むしろ今の言葉だけでは判断材料が少なすぎる。一つ一つの言葉を頭に留めるように聞くのが最善だろう。
「その闇のクリスタルが本当に存在するのかを今ここで証明する事は出来ない。一応僕の専門外の分野って事になってる
からね。疑ってもらっても構わない」
カインと入れ替わりにコリオが口を開いた。
「でも……どうやらそんなにのんびりと考えている時間はなさそうなんだよね……」
そう言ってカインの方へと目くばせする。
「ああ、物事の真偽を考察するのは決して悪いことではない。だがそれは時間が許してくれる時のみだ」
それはつまりこの問題に関してはあまり考える余地がないという事か?
「ゴルベーザの方は既に全てを把握しているのだ……」
一拍置いてからカインは話始めた。
「闇のクリスタルの存在もそれが何処にあるのかすらもゴルベーザの奴は探し当ててしまっている」
ゴルベーザはクリスタルを集めることを最大の目的としていた。その為にはどんな犠牲も厭わない様子であった。」
実際に多くの国が焼き払われ、多くの人が犠牲になった。アンナ、テラ、バロン王……父として慕っていた、そして
カインもその心を利用されていた。
「それで! 地底にはどうやって行けば!?」
考えれば考えるほど焦燥の気持ちがセシルを支配する。急がねばならないだろう、地底がどんな場所であるのかは
セシルは全く知らない。
其処には人が住んでいるのか、国家は存在するのか等全てが分からない未知の領域である。

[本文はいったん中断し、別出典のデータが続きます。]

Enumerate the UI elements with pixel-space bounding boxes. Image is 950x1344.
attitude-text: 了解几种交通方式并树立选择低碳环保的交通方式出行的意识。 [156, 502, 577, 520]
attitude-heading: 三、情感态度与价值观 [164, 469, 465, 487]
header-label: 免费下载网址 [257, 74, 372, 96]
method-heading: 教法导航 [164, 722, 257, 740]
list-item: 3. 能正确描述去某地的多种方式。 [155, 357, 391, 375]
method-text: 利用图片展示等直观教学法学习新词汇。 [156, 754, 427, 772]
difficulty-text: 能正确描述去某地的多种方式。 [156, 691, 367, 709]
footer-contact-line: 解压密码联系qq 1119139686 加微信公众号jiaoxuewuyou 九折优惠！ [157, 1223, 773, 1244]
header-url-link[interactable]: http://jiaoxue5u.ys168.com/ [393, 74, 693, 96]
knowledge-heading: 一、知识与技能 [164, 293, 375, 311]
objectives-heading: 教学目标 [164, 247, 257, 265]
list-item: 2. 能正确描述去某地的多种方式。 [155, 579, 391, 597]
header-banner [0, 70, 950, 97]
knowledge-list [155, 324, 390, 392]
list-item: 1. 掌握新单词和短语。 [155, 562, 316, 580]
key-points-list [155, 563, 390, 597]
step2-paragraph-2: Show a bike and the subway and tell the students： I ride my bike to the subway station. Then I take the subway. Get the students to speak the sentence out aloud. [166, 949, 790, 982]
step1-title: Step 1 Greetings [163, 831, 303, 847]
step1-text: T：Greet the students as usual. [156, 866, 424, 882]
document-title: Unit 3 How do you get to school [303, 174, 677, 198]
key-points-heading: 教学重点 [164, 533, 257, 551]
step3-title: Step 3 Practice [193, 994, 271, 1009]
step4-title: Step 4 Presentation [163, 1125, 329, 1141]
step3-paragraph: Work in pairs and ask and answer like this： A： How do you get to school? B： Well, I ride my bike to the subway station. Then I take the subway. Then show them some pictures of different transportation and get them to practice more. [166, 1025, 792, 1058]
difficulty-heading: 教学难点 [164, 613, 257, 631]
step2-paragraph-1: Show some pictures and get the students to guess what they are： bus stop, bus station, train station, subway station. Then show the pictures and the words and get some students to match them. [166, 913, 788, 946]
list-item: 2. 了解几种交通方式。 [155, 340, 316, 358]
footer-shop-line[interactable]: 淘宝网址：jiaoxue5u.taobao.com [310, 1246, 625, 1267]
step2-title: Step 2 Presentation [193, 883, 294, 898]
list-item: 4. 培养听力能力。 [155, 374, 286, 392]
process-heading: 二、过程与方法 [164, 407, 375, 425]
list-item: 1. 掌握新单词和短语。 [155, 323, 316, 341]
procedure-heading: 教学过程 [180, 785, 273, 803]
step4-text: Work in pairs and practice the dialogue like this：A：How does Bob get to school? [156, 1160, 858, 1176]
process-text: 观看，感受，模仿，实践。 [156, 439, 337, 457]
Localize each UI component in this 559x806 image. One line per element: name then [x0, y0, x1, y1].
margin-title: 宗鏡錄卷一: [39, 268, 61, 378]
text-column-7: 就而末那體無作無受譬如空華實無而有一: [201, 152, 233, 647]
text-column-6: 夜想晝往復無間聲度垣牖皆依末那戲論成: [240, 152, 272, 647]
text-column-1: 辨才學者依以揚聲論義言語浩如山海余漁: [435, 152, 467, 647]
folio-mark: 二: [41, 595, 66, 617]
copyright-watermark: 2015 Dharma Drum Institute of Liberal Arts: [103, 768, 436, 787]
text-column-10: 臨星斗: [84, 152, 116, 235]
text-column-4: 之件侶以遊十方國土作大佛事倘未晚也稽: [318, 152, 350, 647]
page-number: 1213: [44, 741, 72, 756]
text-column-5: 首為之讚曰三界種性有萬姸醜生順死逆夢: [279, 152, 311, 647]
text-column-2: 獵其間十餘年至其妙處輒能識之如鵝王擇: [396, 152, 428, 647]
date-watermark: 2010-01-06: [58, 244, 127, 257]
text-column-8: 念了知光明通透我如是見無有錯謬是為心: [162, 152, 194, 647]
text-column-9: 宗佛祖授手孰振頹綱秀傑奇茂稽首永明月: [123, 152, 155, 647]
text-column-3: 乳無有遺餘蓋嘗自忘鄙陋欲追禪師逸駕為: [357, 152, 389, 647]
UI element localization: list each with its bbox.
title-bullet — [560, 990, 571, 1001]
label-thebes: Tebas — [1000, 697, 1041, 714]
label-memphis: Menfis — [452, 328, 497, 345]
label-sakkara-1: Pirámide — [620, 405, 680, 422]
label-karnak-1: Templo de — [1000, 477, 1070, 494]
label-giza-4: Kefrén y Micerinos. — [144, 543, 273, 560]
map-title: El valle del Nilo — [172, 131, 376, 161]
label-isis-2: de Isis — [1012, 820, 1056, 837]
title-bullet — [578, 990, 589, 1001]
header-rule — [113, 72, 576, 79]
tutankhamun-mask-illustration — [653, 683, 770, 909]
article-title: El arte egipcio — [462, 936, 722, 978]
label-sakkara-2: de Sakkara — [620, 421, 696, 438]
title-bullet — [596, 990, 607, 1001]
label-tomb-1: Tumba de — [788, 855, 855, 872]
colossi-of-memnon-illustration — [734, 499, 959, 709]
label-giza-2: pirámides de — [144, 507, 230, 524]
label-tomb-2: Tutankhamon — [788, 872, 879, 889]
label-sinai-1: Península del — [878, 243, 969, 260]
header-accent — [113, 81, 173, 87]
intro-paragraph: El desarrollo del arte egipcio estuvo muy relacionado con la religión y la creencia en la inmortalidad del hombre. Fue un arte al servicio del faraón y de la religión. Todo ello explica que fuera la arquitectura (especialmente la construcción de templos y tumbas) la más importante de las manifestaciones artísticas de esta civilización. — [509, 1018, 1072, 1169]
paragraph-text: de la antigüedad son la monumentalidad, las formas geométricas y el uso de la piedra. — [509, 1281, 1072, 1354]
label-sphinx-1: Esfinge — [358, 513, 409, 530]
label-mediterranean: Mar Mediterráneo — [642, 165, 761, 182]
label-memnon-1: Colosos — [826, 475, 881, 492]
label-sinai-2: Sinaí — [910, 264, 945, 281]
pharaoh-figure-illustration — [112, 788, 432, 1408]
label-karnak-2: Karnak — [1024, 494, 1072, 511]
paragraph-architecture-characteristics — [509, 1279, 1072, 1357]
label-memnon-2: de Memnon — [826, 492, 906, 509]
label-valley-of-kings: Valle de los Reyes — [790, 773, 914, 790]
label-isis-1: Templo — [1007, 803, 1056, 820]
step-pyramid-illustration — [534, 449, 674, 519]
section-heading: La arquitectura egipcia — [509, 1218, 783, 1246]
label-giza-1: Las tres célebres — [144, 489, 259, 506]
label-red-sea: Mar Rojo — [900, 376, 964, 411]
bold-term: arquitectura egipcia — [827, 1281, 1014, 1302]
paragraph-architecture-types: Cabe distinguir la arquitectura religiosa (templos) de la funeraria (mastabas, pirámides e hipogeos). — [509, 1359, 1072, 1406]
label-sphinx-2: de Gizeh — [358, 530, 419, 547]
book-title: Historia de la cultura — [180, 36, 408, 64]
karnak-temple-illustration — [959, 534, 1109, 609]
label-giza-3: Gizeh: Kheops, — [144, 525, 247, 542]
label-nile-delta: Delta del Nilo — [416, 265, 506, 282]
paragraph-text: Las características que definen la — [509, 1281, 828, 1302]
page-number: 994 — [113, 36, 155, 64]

しかし、ゴルベーザは地底がどんな場所であっても多大な被害をもたらすのは間違いないと思った。
急がねば。逸る気持ちが自然に結論を要求する発言へとセシルを向かわせた。
「ああ……言葉通りの地底、この世界の裏にある」
セシルの剣幕に一瞬圧倒されながらもコリオが話始める。
「まあ、これだけじゃ何を言ってるか分からないだろうから、詳しく説明しようか。まずは本当にその地底世界が存在する
としたら真っ先に疑問に思うのは一つだね。今僕達がいるこの世界と裏にあるであろう地底。この二つの世界の片方から
もう片方の世界に行くことはできるのか? できる限り往復できるのが望ましいけど、この際片道だけでも構わないからなんらか
の手段を講じて行くことが出来るのか?」
それまでの軽い口調から一転、コリオの口調は険しさを帯びている。